À Nice, l’histoire du jazz ne s’est pas seulement écrite sur les scènes. Elle s’est aussi construite dans les ateliers, les maisons et les conversations de celles et ceux pour qui cette musique représentait une manière de vivre. Bernard Taride appartenait à cette histoire intime de la ville.
Le jazz comme première révélation
Né au Maroc en 1930, Bernard Taride découvre le jazz pendant la Seconde Guerre mondiale, au contact des émissions diffusées par les radios des soldats américains. Cette musique nouvelle, libre et profondément moderne, ne le quittera plus.
Installé à Nice à partir de 1956, il devient une figure du paysage artistique azuréen. Son œuvre de plasticien se développe au voisinage de l’École de Nice, dans une ville où artistes, musiciens, galeristes et collectionneurs circulent alors d’un univers à l’autre.
Les miroirs de Bernard Taride
À la fin des années 1970, Bernard Taride place le miroir au centre de son travail. Il l’associe au bois, au béton, au métal, à la corde ou aux clous. Le reflet n’est plus un simple effet esthétique : il devient une matière à interroger.
Ses miroirs plantés de clous opposent la fragilité de l’image à la rudesse des matériaux. Ils parlent de résistance, de blessure et de résilience. Le spectateur ne regarde pas seulement l’œuvre : il s’y trouve lui-même inclus, confronté à son propre reflet.
Une maison ouverte aux musiciens
Le jazz occupait chez Bernard Taride une place aussi profonde que les arts plastiques. Grand passionné et connaisseur, il suivait la Grande Parade du Jazz de Nice et entretenait avec cet univers une relation qui dépassait celle du simple spectateur.
Durant les années de Cimiez, des musiciens de passage furent accueillis dans la maison familiale. Son fils Gérard a raconté ces souvenirs extraordinaires : les géants du jazz américain ne demeuraient plus seulement des silhouettes aperçues sur scène, mais des hommes partageant un repas, une conversation ou un petit déjeuner.

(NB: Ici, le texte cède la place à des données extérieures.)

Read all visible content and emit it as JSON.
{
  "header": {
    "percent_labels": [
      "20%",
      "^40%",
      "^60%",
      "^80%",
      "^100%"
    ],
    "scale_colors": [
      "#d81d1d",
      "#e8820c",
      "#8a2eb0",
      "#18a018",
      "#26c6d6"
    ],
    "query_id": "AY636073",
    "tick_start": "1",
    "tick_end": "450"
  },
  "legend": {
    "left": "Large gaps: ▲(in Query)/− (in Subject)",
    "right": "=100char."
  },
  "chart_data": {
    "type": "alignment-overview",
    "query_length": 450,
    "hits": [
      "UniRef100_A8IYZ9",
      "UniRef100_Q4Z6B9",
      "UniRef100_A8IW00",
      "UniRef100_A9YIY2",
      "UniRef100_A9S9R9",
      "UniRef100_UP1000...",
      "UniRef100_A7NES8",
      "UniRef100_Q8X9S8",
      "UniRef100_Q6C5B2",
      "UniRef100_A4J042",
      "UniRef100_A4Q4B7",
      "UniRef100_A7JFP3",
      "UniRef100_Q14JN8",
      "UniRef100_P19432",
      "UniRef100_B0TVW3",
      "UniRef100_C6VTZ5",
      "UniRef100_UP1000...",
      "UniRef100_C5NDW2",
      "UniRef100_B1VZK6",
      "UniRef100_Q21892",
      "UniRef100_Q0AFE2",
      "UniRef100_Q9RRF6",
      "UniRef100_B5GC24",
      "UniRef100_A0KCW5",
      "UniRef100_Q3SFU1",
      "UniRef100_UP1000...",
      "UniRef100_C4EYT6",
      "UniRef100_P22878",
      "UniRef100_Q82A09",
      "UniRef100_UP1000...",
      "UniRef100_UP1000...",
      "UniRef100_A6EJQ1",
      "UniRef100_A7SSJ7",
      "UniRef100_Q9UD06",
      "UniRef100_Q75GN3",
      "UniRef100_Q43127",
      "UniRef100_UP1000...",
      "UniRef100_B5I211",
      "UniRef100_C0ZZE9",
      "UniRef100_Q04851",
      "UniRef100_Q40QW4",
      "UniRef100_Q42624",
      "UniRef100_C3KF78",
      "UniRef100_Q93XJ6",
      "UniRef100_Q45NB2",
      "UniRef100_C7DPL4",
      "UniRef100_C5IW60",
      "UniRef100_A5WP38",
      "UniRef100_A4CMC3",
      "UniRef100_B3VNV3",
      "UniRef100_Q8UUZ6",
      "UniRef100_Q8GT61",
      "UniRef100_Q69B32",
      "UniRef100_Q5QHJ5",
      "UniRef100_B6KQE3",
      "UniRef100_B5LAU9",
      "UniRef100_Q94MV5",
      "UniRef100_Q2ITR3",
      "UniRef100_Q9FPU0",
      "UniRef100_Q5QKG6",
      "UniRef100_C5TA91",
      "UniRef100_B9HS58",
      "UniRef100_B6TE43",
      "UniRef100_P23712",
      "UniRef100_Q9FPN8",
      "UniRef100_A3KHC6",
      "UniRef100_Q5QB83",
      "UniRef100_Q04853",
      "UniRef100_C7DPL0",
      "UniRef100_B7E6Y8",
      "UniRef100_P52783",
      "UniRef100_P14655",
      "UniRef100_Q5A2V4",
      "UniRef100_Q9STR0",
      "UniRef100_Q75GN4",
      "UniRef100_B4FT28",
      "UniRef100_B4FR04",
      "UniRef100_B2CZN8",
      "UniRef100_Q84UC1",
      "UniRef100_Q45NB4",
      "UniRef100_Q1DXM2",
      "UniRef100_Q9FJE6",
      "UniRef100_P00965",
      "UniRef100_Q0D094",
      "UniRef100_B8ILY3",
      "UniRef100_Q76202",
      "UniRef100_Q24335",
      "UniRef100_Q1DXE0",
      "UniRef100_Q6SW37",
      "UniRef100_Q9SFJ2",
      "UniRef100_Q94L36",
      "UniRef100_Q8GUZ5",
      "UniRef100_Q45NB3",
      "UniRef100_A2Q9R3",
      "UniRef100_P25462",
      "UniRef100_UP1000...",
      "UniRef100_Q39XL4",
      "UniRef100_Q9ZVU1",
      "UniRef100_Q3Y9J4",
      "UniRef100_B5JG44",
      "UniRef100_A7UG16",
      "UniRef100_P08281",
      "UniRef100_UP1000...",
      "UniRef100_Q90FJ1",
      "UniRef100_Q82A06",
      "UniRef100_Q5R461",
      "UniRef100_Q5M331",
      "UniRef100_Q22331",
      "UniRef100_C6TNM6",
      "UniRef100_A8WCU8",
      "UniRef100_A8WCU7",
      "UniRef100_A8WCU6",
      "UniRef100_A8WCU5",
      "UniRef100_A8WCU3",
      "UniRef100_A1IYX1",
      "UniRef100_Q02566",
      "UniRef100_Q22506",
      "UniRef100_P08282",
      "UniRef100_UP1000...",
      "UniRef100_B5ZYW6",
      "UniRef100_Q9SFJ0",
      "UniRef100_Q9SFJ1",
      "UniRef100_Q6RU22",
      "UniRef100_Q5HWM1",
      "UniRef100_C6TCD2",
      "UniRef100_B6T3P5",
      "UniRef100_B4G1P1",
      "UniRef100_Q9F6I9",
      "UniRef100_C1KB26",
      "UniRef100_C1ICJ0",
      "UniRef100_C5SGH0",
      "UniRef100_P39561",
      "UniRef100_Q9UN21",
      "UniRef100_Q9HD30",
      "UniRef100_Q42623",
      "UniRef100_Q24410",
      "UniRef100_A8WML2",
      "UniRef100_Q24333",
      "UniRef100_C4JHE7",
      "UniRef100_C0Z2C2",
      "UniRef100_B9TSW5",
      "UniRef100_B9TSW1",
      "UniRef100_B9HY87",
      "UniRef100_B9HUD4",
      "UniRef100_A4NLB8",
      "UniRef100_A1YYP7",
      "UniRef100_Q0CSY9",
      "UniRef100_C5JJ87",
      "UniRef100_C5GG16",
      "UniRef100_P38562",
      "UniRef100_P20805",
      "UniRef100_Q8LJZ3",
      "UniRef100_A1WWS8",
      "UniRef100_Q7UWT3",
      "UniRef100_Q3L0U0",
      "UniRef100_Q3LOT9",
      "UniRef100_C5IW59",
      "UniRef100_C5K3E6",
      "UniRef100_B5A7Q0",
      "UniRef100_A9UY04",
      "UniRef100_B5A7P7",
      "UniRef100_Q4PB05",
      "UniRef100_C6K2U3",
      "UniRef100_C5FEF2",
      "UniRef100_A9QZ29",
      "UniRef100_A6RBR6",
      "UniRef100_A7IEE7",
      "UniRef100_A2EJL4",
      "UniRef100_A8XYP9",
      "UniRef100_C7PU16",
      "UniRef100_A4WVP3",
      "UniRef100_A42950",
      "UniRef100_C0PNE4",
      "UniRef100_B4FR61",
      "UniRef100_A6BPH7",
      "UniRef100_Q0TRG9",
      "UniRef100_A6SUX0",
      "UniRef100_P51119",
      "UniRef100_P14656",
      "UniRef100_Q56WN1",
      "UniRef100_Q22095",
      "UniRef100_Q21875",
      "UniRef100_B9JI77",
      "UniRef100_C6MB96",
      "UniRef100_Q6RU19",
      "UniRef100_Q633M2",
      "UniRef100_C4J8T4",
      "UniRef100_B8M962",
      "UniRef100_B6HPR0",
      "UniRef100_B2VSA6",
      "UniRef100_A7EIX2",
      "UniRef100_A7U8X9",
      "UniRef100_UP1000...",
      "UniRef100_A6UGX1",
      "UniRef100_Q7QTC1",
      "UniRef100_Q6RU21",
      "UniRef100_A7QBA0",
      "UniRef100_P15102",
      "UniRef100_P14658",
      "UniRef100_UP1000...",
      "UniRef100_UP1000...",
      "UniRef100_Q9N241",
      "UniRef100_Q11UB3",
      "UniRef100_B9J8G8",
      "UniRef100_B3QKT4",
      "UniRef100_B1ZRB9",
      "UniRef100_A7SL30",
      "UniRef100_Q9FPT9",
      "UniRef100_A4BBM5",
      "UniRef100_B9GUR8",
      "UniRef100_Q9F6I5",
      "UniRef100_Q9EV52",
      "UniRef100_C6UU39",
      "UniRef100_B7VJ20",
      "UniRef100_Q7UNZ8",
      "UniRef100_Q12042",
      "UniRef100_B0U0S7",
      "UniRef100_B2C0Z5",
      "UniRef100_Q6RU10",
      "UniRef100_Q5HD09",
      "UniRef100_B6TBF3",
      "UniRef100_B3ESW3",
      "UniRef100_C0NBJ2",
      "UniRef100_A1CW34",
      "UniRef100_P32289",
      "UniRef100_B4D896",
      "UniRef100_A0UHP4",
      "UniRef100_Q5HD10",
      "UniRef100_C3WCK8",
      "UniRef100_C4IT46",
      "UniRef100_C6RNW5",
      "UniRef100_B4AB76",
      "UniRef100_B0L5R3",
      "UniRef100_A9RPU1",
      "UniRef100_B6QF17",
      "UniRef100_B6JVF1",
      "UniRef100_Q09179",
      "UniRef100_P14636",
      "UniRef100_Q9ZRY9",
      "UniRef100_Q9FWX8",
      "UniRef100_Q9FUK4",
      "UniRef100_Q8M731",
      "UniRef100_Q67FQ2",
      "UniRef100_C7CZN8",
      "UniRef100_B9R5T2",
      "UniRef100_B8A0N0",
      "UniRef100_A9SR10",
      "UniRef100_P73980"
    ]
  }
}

Cette proximité dit quelque chose de l’esprit de la Grande Parade. Le festival débordait des arènes et des jardins pour entrer dans la ville, ses hôtels, ses ateliers et parfois ses maisons.
L’art et le jazz, une même liberté
Chez Bernard Taride, le jazz et les arts plastiques relevaient d’une même exigence. L’un comme l’autre permettaient de déplacer les habitudes, de rompre avec les cadres établis et d’inventer une autre relation au monde.
Son travail sur le miroir peut d’ailleurs être regardé comme une forme d’improvisation visuelle. Chaque matériau modifie le reflet, chaque accident transforme la perception, chaque œuvre met en tension ce qui est montré et ce qui demeure caché.
Une figure de la mémoire culturelle niçoise
Bernard Taride est mort à Nice en juillet 2022, à l’âge de 92 ans. Son parcours relie plusieurs dimensions essentielles de l’histoire culturelle locale : l’École de Nice, la création contemporaine, la Grande Parade du Jazz et cette sociabilité artistique qui a longtemps fait de la ville un lieu de rencontres exceptionnel.
Raconter Bernard Taride dans l’histoire du jazz sur la Côte d’Azur ne consiste donc pas à déplacer artificiellement un plasticien vers la musique. Il s’agit au contraire de rappeler combien ces mondes se répondaient, et comment certains artistes ont contribué, par leur passion, leur hospitalité et leur mémoire, à faire du jazz une composante vivante de l’identité niçoise.